The feature-based classifier relies on the following features:
- NLTK part-of-speech tags of the current word
- Scapy part-of-speech tags of the current, and the two previous words
- are the current and the previous words tagged as a proper noun? (according to Scapy tags)
- are the current and the previous words in title case?
- are the current and the previous words in capital case?
- do the current and the previous words consist of alphabetic characters only?
- do the current and the previous words consist of numeric characters only?
- word length of the current and the previous words
I chose to work with a simple logistic regression, as it appears to be the most performant model compared to other models, such as SVM, Gradient Boosting or Naive Bayes ones. I also chose to work with all the training data, despite unbalanced classes. To solve this issue, I have specified different class weights in the logistic regression model, so that smaller classes have a bigger weight in the classification task.
Additional tricks
In addition to these features, two methods are used to improve the performance of the classifier.
First, accoring to Lev Ratinov and Dan Roth (Ratinov & Roth, 2009), the BILOU tagging scheme is more efficient for NER tasks than the BIO scheme. The BILOU scheme assigns the following tags to words:
- for a multi-token named entity:
- B for the first token
- I for intermediate tokens
- L for the last token
- U for a unit named entity
- O for all other words
Therefore, I have converted BIO labels into BILOU tags, trained a classifier with the BILOU tags, and converted the BILOU predictions into BIO predictions to compute the performance of the system.
Then, I have noticed that BIO predictions are sometimes inconsistent. For exemple, a word can be labeled as I, but the previous word is labeled as O. To fix this problem, I have converted the predicted labels in order that the first token of an entity is labeled as B and the next tokens (if they exist) of the same entity is labeled as I. This method significantly improve the final F1-score of the model.
In this part, I explore two approaches to improve the performance of a simple neural network. In the first one, I compare the impact on performance of the tagging scheme used to tag named-entities. In the second one, I examine which word embedding representation achieves best results.

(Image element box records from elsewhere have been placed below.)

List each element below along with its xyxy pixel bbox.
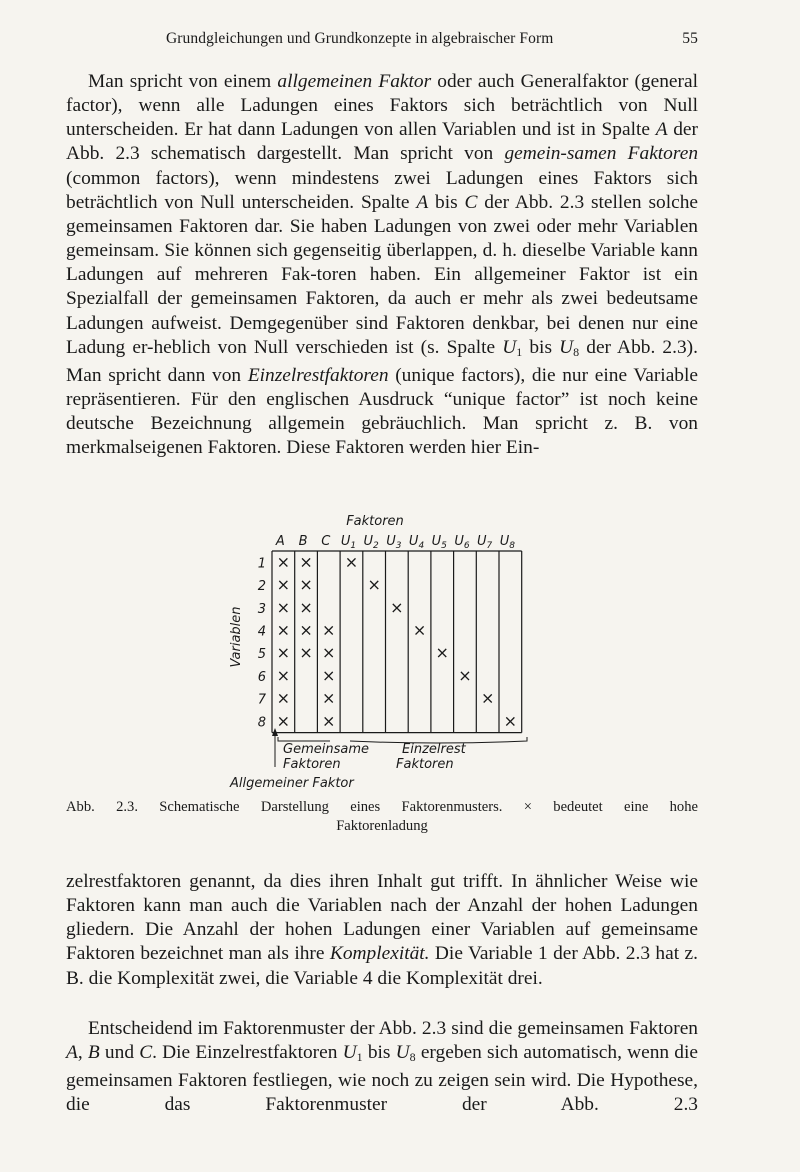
loading-mark: × [276,597,291,617]
paragraph-3 [66,1017,698,1118]
subscript: 1 [516,344,523,359]
loading-mark: × [344,552,359,572]
row-label: 5 [257,647,266,663]
loading-mark: × [276,643,291,663]
emphasis: Komplexität. [329,943,430,965]
loading-mark: × [276,711,291,731]
y-axis-label: Variablen [229,606,244,668]
column-header: C [321,534,331,549]
row-label: 3 [257,601,266,617]
emphasis: allgemeinen Faktor [277,71,432,92]
symbol-u: U [559,336,574,358]
text-run: Man spricht von einem [88,71,278,92]
factor-pattern-figure [220,505,580,795]
text-run: oder auch Generalfaktor (general factor), wenn alle Ladungen eines Faktors sich beträchtlich von Null unterscheiden. Er hat dann Ladungen von allen Variablen und ist in Spalte [66,71,698,141]
loading-mark: × [322,711,336,731]
label-unique-2: Faktoren [396,757,454,772]
figure-caption [66,798,698,836]
running-header [0,30,800,52]
page-number: 55 [682,30,698,47]
loading-mark: × [322,665,336,685]
column-header: $U_5$ [431,534,447,551]
symbol-u: U [395,1042,410,1064]
loading-mark: × [299,575,313,595]
text-run: Entscheidend im Faktorenmuster der Abb. 2.3 sind die gemeinsamen Faktoren [88,1018,698,1039]
running-title: Grundgleichungen und Grundkonzepte in algebraischer Form [166,30,554,47]
label-unique-1: Einzelrest [402,742,466,757]
text-run: bis [362,1042,396,1064]
text-run: (unique factors), die nur eine Variable repräsentieren. Für den englischen Ausdruck “unique factor” ist noch keine deutsche Bezeichnung allgemein gebräuchlich. Man spricht z. B. von merkmalseigenen Faktoren. Diese Faktoren werden hier Ein- [66,364,698,459]
loading-mark: × [276,620,291,640]
row-label: 8 [257,715,266,731]
subscript: 1 [356,1050,363,1065]
loading-mark: × [276,575,291,595]
loading-mark: × [367,575,381,595]
loading-mark: × [458,665,472,685]
text-run: (common factors), wenn mindestens zwei Ladungen eines Faktors sich beträchtlich von Null unterscheiden. Spalte [66,167,698,213]
label-common-2: Faktoren [283,757,341,772]
row-label: 7 [257,692,266,708]
emphasis: B [87,1042,100,1064]
emphasis: C [464,191,478,213]
loading-mark: × [299,643,313,663]
row-label: 2 [257,579,266,595]
row-label: 6 [257,669,266,685]
emphasis: A [416,191,429,213]
text-run: bis [428,191,465,213]
column-header: B [298,534,308,549]
loading-mark: × [322,620,336,640]
emphasis: A [66,1042,78,1064]
column-header: $U_7$ [477,534,493,551]
caption-line-1: Abb. 2.3. Schematische Darstellung eines Faktorenmusters. × bedeutet eine hohe [66,799,698,815]
loading-mark: × [390,597,404,617]
column-header: A [275,534,285,549]
symbol-u: U [342,1042,357,1064]
column-header: $U_2$ [363,534,379,551]
label-common-1: Gemeinsame [283,742,369,757]
loading-mark: × [480,688,495,708]
text-run: . Die Einzelrestfaktoren [152,1042,343,1064]
text-run: bis [522,336,560,358]
loading-mark: × [503,711,518,731]
marks [277,552,517,730]
loading-mark: × [299,597,313,617]
text-run: ergeben sich automatisch, wenn die gemeinsamen Faktoren festliegen, wie noch zu zeigen sein wird. Die Hypothese, die das Faktorenmuster der Abb. 2.3 [66,1042,698,1116]
paragraph-1 [66,70,698,461]
symbol-u: U [502,336,517,358]
column-header: $U_1$ [340,534,357,551]
subscript: 8 [409,1050,416,1065]
common-bracket [278,737,330,741]
loading-mark: × [435,643,449,663]
emphasis: gemein-samen Faktoren [504,143,699,165]
emphasis: A [655,119,668,141]
column-header: $U_6$ [454,534,470,551]
text-run: zelrestfaktoren genannt, da dies ihren Inhalt gut trifft. In ähnlicher Weise wie Faktoren kann man auch die Variablen nach der Anzahl der hohen Ladungen gliedern. Die Anzahl der hohen Ladungen einer Variablen auf gemeinsame Faktoren bezeichnet man als ihre [66,871,698,965]
text-run: , [77,1042,88,1064]
text-run: der Abb. 2.3 schematisch dargestellt. Man spricht von [66,119,698,165]
caption-line-2: Faktorenladung [336,818,428,834]
loading-mark: × [299,552,313,572]
emphasis: Einzelrestfaktoren [247,364,389,386]
column-header: $U_4$ [408,534,425,551]
row-label: 1 [257,556,266,572]
factor-pattern-diagram [220,505,580,795]
loading-mark: × [276,665,291,685]
text-run: und [99,1042,140,1064]
subscript: 8 [573,344,580,359]
text-run: Die Variable 1 der Abb. 2.3 hat z. B. die Komplexität zwei, die Variable 4 die Komplexität drei. [66,943,698,989]
loading-mark: × [322,688,336,708]
loading-mark: × [412,620,427,640]
paragraph-2 [66,870,698,991]
loading-mark: × [276,552,291,572]
column-header: $U_8$ [499,534,515,551]
emphasis: C [139,1042,153,1064]
loading-mark: × [322,643,336,663]
label-general: Allgemeiner Faktor [230,776,354,791]
loading-mark: × [299,620,313,640]
loading-mark: × [276,688,291,708]
column-header: $U_3$ [386,534,402,551]
text-run: der Abb. 2.3). Man spricht dann von [66,336,698,386]
figure-title: Faktoren [346,514,404,529]
text-run: der Abb. 2.3 stellen solche gemeinsamen Faktoren dar. Sie haben Ladungen von zwei oder mehr Variablen gemeinsam. Sie können sich gegenseitig überlappen, d. h. dieselbe Variable kann Ladungen auf mehreren Fak-toren haben. Ein allgemeiner Faktor ist ein Spezialfall der gemeinsamen Faktoren, da auch er mehr als zwei bedeutsame Ladungen aufweist. Demgegenüber sind Faktoren denkbar, bei denen nur eine Ladung er-heblich von Null verschieden ist (s. Spalte [66,191,698,358]
row-label: 4 [257,624,266,640]
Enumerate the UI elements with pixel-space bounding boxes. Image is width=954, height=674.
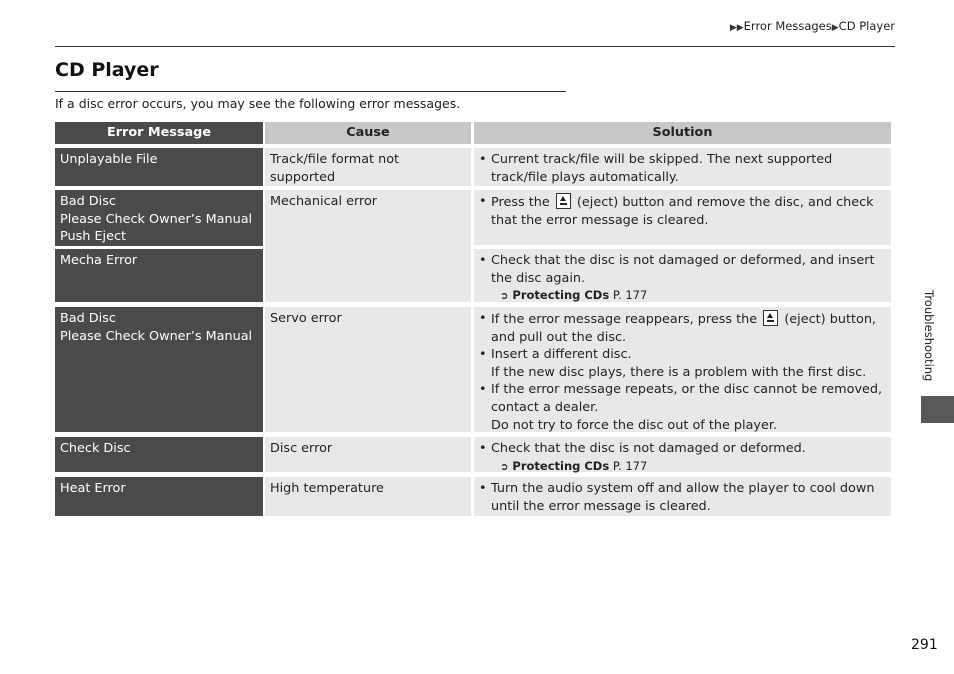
solution-note: Do not try to force the disc out of the player. <box>491 417 778 433</box>
solution-bullet <box>491 381 886 434</box>
solution-bullet <box>491 346 886 381</box>
solution-text: Press the <box>491 195 550 210</box>
eject-icon <box>763 310 778 326</box>
error-message: Bad Disc <box>60 311 116 326</box>
reference-title[interactable]: Protecting CDs <box>512 458 610 473</box>
cause-cell <box>265 148 471 186</box>
solution-bullet: • Check that the disc is not damaged or deformed, and insert the disc again. <box>491 252 886 287</box>
reference-title[interactable]: Protecting CDs <box>512 288 610 303</box>
cross-reference[interactable] <box>479 287 886 305</box>
solution-text: Insert a different disc. <box>491 347 632 363</box>
solution-note: If the new disc plays, there is a problem with the first disc. <box>491 364 867 380</box>
error-message: Please Check Owner’s Manual <box>60 328 253 344</box>
solution-text: (eject) button and remove the disc, and check that the error message is cleared. <box>491 195 874 228</box>
solution-bullet <box>491 193 886 229</box>
solution-cell <box>474 148 891 186</box>
error-message: Heat Error <box>60 481 126 496</box>
double-arrow-icon: ▶▶ <box>729 23 744 33</box>
error-message: Unplayable File <box>60 152 158 167</box>
cause-text: High temperature <box>270 481 384 496</box>
eject-icon <box>556 193 571 209</box>
solution-cell <box>474 190 891 245</box>
error-message: Push Eject <box>60 229 127 245</box>
solution-text: If the error message repeats, or the disc cannot be removed, contact a dealer. <box>491 382 883 415</box>
error-message-cell <box>55 307 263 432</box>
error-message-cell <box>55 437 263 472</box>
solution-bullet: • Check that the disc is not damaged or deformed. <box>491 440 886 458</box>
section-tab-marker <box>921 396 954 423</box>
solution-cell <box>474 307 891 432</box>
header-rule <box>55 46 895 47</box>
error-message-cell <box>55 477 263 516</box>
cause-text: Mechanical error <box>270 194 378 209</box>
solution-bullet: • Current track/file will be skipped. The next supported track/file plays automatically. <box>491 151 886 186</box>
page-number: 291 <box>911 637 938 653</box>
cross-reference[interactable] <box>479 458 886 476</box>
error-message-cell <box>55 190 263 246</box>
cause-text: Track/file format not supported <box>270 152 400 185</box>
side-tab-label: Troubleshooting <box>922 290 936 382</box>
solution-cell <box>474 249 891 302</box>
error-message: Please Check Owner’s Manual <box>60 211 253 227</box>
error-message-cell <box>55 148 263 186</box>
intro-text: If a disc error occurs, you may see the following error messages. <box>55 96 461 111</box>
page-title: CD Player <box>55 59 159 81</box>
cause-text: Servo error <box>270 311 342 326</box>
reference-arrow-icon: ➲ <box>500 461 509 473</box>
breadcrumb-item[interactable]: Error Messages <box>743 19 832 33</box>
solution-cell <box>474 437 891 472</box>
reference-arrow-icon: ➲ <box>500 291 509 303</box>
header-cause: Cause <box>265 122 471 144</box>
section-side-tab[interactable] <box>921 286 941 396</box>
breadcrumb-item-current: CD Player <box>838 19 895 33</box>
reference-page: P. 177 <box>612 458 648 473</box>
arrow-icon: ▶ <box>831 23 839 33</box>
cause-cell <box>265 437 471 472</box>
error-message-cell <box>55 249 263 302</box>
cause-cell <box>265 307 471 432</box>
solution-text: (eject) button, and pull out the disc. <box>491 312 876 345</box>
header-error-message: Error Message <box>55 122 263 144</box>
error-message: Check Disc <box>60 441 131 456</box>
solution-bullet: • Turn the audio system off and allow the player to cool down until the error message is cleared. <box>491 480 886 515</box>
error-message: Bad Disc <box>60 194 116 209</box>
title-rule <box>55 91 566 92</box>
cause-cell <box>265 190 471 302</box>
solution-bullet <box>491 310 886 346</box>
solution-text: If the error message reappears, press the <box>491 312 758 327</box>
reference-page: P. 177 <box>612 288 648 303</box>
error-message: Mecha Error <box>60 253 138 268</box>
breadcrumb <box>730 19 895 33</box>
header-solution: Solution <box>474 122 891 144</box>
cause-text: Disc error <box>270 441 333 456</box>
solution-cell <box>474 477 891 516</box>
cause-cell <box>265 477 471 516</box>
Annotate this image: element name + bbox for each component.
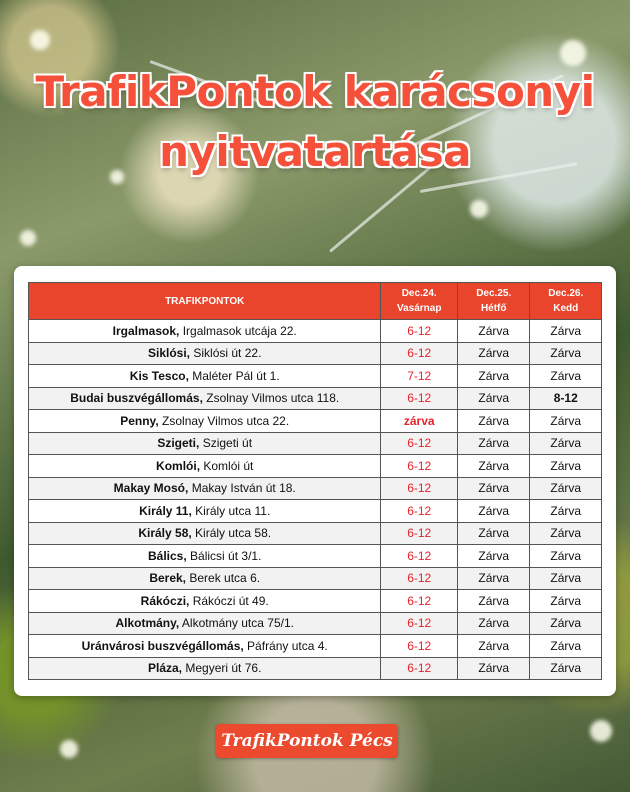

The following code consists of three parts:
- data processing: data are pre-processed so that they can be used as input of our neural network:
- NER labels are converted into the tagging scheme chosen
- word tokens and NER labels are encoded as integer values
- tokens are converted to lower case
- data are transformed into padded sequences of the same length
- NER label sequences are encoded with a one-hot scheme and weighted to overcome the imbalanced classesissue
- neural-network model:
- word embedding vectors are computed according to the method chosen
- a bi-LSTM neural network is instantiated and fitted with the training data
- model evaluation: the model is evaluated with an entity-level F1-score
- we remove padding from sentences and convert data into their initial table format
- we convert NER labels into the BIO2 scheme
- we evaluate the fitted model on the development dataset
Because of the random initialization of neural networks, I use statistical methods to compare results. I find that we achieve the best results when tagging words with an Inside/Outside scheme for named-entities and using word embeddings pre-trained on the corpus data.
All this work is detailed in my report.
NB: in this notebook, the BIO tagging scheme refers to the BIO2 one, described in the report.